Infinities and special values
A major design point of the Calcium field is that it strictly represents the mathematical field of complex numbers $\mathbb{C}$ by default. This means that infinities and NaNs are BANNED:
julia> 1 // C(0) ERROR: DomainError with UnsignedInfinity: Non-number result julia> 0 // C(0) ERROR: DomainError with Undefined: Non-number result julia> log(C(0)) ERROR: DomainError with -Infinity: Non-number result
We can work with such special values, but this requires creating a parent object that explicitly allows them:
julia> Cext = CalciumField(extended=true) Exact Complex Field (Extended) julia> 1 // Cext(0) UnsignedInfinity julia> log(Cext(0)) -Infinity julia> 0 // Cext(0) Undefined julia> exp(log(Cext(0))) 0 julia> 1 // (1 // Cext(0)) 0 julia> -infinity(Cext) < Cext(42) < infinity(Cext) true
See my previous blog post on infinities for more remarks on this topic.
Future work
Things I have not yet wrapped in Nemo include Calcium types and functions for matrices, polynomials and power series. The generic implementations in AbstractAlgebra.jl will do the job, but the C implementations are faster and provide more functionality (for example, matrix functions).

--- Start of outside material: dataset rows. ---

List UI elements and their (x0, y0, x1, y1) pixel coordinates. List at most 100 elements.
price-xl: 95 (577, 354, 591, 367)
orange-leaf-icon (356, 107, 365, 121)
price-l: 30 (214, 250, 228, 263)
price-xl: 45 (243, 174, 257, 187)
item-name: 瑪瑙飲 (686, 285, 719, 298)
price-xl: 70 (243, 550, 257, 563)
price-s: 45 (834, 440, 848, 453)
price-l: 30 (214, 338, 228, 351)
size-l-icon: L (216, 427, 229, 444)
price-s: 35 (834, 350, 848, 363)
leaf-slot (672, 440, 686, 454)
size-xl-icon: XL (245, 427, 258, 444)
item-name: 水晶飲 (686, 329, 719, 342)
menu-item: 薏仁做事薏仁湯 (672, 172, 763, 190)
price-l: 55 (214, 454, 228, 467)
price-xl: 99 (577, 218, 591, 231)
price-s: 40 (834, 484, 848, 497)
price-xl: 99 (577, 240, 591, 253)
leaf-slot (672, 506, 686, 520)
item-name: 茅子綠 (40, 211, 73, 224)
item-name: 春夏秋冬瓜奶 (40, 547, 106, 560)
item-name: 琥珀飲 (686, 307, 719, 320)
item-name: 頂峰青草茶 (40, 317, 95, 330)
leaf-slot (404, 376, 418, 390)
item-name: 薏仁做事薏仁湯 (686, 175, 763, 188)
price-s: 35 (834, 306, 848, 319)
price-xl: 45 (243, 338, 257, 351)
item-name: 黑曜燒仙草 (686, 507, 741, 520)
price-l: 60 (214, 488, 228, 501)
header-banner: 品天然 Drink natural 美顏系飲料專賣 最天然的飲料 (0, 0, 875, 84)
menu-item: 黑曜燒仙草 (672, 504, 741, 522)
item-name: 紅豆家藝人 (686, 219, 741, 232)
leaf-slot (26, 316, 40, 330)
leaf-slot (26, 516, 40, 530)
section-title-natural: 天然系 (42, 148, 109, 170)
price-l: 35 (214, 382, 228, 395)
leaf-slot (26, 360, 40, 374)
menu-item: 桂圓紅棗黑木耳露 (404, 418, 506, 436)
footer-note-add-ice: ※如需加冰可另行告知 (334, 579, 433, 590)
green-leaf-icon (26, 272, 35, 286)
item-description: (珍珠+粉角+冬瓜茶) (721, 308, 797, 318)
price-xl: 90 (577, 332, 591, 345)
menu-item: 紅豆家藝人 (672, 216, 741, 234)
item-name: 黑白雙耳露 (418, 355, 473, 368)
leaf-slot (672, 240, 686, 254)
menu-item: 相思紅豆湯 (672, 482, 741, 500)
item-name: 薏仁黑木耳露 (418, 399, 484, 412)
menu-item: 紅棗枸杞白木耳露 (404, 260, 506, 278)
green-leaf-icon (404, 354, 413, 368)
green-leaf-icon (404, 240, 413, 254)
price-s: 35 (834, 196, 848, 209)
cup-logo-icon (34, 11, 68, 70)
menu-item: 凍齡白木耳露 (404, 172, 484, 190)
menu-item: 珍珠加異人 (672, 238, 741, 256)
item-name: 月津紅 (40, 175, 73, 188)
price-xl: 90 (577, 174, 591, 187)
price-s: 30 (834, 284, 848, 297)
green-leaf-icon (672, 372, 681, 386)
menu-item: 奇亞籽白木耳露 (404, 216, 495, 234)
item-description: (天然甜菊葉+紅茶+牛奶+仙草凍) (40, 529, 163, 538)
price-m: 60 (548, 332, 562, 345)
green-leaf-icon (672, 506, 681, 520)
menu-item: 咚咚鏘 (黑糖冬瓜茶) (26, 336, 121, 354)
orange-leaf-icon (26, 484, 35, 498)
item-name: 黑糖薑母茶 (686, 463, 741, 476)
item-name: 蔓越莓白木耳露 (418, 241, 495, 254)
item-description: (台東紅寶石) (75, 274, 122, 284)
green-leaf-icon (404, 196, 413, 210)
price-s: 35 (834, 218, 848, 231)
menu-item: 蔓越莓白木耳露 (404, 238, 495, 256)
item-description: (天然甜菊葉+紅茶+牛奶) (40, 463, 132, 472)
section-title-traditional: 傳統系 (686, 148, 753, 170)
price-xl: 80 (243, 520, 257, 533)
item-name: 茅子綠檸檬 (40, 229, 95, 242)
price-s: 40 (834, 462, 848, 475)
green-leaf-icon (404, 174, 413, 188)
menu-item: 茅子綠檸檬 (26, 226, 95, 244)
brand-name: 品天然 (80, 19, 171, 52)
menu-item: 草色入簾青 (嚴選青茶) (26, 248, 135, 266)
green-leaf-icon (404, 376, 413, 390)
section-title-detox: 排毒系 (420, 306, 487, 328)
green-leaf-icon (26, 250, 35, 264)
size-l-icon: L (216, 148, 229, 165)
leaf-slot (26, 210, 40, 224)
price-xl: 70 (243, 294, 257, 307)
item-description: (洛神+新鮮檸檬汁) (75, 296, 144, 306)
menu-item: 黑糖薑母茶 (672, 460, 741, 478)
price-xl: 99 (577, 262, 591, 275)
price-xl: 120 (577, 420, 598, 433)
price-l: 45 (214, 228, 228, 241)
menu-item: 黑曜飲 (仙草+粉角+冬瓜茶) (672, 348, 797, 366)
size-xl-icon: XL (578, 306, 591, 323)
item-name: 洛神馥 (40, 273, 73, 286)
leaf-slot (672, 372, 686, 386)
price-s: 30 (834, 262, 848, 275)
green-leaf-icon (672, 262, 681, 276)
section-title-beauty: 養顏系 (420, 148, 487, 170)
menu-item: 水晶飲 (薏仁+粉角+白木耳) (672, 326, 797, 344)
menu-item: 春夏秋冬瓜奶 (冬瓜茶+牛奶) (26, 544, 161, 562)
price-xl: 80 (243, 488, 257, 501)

There is also a lot left to do in terms of convenience functions for input, output, conversions, symbolic expressions, and random generation.
A lot of development work remains on the C side as well; some fairly basic operations are still missing or poorly implemented in Calcium. The Julia interface should make it easier to experiment with new algorithms and functions. There is already a Python interface in Calcium that I'm using for tests, but it doesn't have generic algebraic structures.
If anyone wants to volunteer, it should be possible to do a similar interface to Calcium for SageMath.